Washington D.C., Estados Unidos, 31 de março de Março, Associated Press (AP) – Centenas de integrantes das forças de operações especiais dos Estados Unidos chegaram ao Oriente Médio, conforme relatado por fontes militares no domingo (29). O contingente de elite inclui membros dos Army Rangers e dos Navy SEALs, que se juntam aos milhares de fuzileiros navais e paraquedistas do Exército que já estão posicionados na região. A movimentação marca um novo patamar na prontidão militar norte-americana diante do agravamento da crise com Teerã.
Embora as forças especiais ainda não tenham sido designadas para missões específicas, fontes indicam que esses comandos podem ser mobilizados para salvaguardar o Estreito de Ormuz. A passagem marítima, vital para o comércio global, tem sido alvo de restrições efetivas por parte do Irã, o que gera instabilidade no mercado internacional de energia e segurança náutica.
“A chegada destas unidades de elite amplia significativamente o leque de respostas táticas, permitindo operações de alta precisão em ambientes de extrema complexidade.”
Especialistas militares sugerem que as forças de elite podem ser empregadas em missões estratégicas de alto impacto. Entre as possibilidades citadas estão operações para retomar o controle da Ilha Kharg, o principal centro de carregamento de petróleo do Irã, ou ações direcionadas ao site nuclear de Isfahan, com foco em monitorar ou neutralizar estoques de urânio altamente enriquecido.
O destacamento desses profissionais altamente treinados oferece ao presidente Donald Trump opções adicionais para expandir ou direcionar o curso da guerra com o Irã, que já completa um mês.

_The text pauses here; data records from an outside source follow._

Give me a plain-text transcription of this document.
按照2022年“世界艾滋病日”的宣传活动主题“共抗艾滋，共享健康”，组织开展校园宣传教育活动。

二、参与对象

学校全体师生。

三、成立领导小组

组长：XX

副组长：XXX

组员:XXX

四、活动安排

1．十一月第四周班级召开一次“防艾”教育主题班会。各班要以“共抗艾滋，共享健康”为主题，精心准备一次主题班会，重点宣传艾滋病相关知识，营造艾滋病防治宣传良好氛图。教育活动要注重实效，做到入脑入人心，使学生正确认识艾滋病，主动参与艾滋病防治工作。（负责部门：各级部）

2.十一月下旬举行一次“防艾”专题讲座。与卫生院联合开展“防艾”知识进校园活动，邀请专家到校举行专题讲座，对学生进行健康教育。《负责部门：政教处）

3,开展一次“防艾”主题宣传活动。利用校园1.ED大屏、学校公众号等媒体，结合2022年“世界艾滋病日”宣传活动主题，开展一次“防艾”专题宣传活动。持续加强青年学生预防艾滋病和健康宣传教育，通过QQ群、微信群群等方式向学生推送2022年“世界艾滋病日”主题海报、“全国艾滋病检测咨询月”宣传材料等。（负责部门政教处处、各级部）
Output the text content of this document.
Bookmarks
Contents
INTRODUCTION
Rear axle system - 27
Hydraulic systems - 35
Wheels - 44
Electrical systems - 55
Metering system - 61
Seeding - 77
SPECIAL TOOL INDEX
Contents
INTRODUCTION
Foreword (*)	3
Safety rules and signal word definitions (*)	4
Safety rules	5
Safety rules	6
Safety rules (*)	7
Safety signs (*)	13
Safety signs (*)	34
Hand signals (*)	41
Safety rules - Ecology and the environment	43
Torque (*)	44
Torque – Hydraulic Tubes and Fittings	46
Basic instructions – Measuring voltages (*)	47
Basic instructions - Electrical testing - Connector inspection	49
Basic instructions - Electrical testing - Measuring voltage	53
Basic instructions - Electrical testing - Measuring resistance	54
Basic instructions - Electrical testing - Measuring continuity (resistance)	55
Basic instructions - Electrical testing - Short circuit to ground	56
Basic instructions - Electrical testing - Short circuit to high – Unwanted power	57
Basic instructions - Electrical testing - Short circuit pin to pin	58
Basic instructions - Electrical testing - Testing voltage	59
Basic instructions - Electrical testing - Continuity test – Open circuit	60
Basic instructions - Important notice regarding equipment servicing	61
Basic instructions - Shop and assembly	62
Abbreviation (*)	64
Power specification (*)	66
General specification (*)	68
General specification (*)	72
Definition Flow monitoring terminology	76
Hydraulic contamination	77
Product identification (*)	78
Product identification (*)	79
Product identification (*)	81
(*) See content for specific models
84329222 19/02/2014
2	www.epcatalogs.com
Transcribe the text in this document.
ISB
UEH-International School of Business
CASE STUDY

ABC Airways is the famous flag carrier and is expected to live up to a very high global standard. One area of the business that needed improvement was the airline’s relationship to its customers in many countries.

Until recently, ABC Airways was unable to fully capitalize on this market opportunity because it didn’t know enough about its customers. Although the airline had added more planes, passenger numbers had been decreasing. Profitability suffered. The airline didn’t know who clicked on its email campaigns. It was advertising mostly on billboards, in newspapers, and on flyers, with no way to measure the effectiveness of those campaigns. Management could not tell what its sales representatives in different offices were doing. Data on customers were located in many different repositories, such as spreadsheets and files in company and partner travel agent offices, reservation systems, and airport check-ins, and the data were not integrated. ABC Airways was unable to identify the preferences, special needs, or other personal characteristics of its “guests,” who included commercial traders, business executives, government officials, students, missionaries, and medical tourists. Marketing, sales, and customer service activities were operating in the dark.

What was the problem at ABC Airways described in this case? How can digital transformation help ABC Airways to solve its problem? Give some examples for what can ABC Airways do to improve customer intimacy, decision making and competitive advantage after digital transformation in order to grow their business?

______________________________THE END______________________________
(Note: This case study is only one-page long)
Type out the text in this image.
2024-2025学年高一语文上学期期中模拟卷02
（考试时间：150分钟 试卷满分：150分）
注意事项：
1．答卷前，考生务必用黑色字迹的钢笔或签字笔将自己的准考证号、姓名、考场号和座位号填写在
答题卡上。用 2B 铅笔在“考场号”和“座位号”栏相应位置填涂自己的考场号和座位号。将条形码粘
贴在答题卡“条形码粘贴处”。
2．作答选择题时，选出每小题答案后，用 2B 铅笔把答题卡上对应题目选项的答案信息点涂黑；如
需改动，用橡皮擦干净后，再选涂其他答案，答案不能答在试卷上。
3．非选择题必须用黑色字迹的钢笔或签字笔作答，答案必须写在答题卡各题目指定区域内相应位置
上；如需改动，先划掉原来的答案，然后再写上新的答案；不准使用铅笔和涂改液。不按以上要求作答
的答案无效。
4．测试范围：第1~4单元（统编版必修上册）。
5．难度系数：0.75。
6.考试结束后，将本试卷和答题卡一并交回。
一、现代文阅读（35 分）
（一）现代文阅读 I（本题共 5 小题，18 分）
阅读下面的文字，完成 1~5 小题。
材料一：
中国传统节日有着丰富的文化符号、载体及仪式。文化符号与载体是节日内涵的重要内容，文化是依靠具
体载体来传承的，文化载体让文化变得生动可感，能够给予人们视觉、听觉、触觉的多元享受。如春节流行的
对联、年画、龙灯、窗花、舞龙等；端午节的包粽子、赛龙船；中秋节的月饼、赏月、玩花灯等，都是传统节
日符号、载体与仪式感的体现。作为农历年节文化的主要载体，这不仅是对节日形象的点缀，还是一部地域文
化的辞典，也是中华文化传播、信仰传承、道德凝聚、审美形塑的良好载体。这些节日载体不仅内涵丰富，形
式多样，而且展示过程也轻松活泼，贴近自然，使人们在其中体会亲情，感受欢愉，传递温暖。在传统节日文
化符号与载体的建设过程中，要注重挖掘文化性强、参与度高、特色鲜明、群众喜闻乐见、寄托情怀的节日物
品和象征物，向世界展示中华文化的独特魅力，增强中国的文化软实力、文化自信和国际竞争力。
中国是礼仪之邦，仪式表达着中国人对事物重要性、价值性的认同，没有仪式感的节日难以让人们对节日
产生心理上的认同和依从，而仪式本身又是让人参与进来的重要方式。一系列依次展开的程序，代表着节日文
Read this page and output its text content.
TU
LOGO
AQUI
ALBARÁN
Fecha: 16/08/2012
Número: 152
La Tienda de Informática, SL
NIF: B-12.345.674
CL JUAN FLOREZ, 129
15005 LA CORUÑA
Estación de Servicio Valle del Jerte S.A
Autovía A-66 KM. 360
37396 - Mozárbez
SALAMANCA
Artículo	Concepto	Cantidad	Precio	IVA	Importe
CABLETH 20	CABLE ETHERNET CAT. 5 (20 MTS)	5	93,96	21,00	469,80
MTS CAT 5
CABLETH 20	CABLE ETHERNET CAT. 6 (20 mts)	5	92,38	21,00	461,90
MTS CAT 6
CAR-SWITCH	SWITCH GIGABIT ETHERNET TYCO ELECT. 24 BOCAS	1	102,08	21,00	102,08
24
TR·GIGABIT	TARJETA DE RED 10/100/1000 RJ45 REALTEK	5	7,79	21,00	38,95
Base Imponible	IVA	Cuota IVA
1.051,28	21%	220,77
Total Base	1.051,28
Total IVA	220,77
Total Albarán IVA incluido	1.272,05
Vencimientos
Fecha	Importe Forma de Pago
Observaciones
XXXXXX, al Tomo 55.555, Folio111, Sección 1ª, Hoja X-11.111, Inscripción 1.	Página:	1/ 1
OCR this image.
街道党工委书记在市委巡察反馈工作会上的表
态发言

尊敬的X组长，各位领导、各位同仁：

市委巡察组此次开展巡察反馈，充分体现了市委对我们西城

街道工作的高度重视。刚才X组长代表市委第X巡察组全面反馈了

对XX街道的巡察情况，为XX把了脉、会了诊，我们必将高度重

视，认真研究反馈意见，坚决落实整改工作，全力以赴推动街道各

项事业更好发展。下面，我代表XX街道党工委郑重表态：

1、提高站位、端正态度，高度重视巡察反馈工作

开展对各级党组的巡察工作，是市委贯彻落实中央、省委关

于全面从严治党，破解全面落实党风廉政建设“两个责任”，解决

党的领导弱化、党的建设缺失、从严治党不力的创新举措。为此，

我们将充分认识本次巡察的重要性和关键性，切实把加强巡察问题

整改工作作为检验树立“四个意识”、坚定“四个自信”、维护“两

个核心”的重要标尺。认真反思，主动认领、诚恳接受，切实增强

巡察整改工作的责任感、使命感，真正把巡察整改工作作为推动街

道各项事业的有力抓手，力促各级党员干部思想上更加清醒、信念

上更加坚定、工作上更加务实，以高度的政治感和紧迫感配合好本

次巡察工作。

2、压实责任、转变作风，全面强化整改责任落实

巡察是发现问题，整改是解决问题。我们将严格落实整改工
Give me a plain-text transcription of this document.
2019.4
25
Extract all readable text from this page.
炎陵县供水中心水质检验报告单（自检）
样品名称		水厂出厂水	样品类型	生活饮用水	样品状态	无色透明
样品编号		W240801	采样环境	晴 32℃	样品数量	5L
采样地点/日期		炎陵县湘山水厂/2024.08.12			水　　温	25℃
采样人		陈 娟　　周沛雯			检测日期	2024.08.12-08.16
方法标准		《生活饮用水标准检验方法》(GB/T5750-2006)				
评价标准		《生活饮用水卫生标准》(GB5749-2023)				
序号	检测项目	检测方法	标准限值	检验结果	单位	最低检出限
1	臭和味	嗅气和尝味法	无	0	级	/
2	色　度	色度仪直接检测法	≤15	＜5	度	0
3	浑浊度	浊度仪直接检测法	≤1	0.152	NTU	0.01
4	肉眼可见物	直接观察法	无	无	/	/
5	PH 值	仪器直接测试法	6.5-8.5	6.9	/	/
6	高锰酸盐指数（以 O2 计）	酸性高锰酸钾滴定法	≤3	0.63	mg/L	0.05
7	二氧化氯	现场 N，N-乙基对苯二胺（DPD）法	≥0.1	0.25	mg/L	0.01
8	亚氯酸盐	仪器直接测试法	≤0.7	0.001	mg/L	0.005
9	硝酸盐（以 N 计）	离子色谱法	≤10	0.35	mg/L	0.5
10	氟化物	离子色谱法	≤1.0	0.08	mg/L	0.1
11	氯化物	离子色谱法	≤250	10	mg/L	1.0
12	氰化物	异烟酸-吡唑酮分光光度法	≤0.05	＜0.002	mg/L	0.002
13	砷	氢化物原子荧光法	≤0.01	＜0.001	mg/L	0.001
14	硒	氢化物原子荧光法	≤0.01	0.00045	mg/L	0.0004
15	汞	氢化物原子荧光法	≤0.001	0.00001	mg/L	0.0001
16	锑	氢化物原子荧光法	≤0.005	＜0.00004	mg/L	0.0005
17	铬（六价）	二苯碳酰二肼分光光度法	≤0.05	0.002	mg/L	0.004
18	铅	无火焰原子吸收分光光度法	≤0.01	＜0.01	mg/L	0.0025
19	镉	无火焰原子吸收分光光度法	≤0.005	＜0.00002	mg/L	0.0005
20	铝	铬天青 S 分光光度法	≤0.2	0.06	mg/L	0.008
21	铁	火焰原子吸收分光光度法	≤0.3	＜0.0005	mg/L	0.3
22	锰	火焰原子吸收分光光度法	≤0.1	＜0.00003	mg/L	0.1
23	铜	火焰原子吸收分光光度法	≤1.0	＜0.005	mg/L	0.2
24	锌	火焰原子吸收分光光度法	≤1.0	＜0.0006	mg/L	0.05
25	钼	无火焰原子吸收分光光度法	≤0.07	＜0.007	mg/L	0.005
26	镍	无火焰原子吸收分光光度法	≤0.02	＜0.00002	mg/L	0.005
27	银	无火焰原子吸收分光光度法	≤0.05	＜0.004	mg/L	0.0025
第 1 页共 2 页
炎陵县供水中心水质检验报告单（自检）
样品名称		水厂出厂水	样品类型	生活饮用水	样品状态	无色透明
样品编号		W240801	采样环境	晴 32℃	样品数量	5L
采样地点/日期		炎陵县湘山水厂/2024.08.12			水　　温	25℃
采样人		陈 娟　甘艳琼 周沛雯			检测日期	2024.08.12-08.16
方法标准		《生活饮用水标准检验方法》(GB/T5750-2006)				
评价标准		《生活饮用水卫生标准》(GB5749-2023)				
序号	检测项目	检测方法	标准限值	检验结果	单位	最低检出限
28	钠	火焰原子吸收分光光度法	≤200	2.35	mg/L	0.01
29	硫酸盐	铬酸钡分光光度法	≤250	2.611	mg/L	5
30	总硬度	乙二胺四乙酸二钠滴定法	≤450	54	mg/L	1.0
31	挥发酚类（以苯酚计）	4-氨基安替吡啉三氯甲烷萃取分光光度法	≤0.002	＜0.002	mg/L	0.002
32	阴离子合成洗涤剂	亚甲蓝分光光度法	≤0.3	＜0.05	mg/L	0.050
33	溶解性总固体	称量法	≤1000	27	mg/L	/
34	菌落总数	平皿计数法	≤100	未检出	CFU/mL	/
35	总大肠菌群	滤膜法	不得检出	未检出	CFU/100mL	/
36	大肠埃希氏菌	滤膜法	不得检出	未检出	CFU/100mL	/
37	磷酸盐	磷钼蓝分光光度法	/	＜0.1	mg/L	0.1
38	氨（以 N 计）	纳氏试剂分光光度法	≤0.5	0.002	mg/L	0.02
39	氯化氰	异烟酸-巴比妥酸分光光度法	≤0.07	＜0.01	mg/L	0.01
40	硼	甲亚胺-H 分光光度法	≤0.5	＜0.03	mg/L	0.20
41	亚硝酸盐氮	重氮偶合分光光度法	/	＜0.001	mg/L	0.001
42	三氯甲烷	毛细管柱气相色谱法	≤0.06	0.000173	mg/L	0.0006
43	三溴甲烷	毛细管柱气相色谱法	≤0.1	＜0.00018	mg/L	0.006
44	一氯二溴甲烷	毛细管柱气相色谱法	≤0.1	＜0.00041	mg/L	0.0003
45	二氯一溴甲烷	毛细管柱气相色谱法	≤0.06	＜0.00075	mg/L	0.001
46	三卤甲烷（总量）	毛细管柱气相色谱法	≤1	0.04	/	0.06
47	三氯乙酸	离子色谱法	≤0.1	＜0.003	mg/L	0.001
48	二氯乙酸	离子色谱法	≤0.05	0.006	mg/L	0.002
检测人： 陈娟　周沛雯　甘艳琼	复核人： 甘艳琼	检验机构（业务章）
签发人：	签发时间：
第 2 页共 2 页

A presença de Army Rangers e Navy SEALs sinaliza uma preparação para cenários que exigem não apenas força bruta, mas inteligência e infiltração em pontos críticos da infraestrutura defensiva iraniana.
“A mobilização de comandos especializados em operações não convencionais indica que o planejamento estratégico está focado em ativos de valor inestimável para o regime iraniano.”
A comunidade internacional observa com cautela este novo desdobramento, temendo que a presença de tropas de elite próximas a locais sensíveis possa desencadear reações em cadeia. Enquanto as peças militares são movidas no tabuleiro do Oriente Médio, a expectativa por uma resolução diplomática parece dar lugar a preparativos para incursões táticas que podem definir o futuro imediato da estabilidade regional.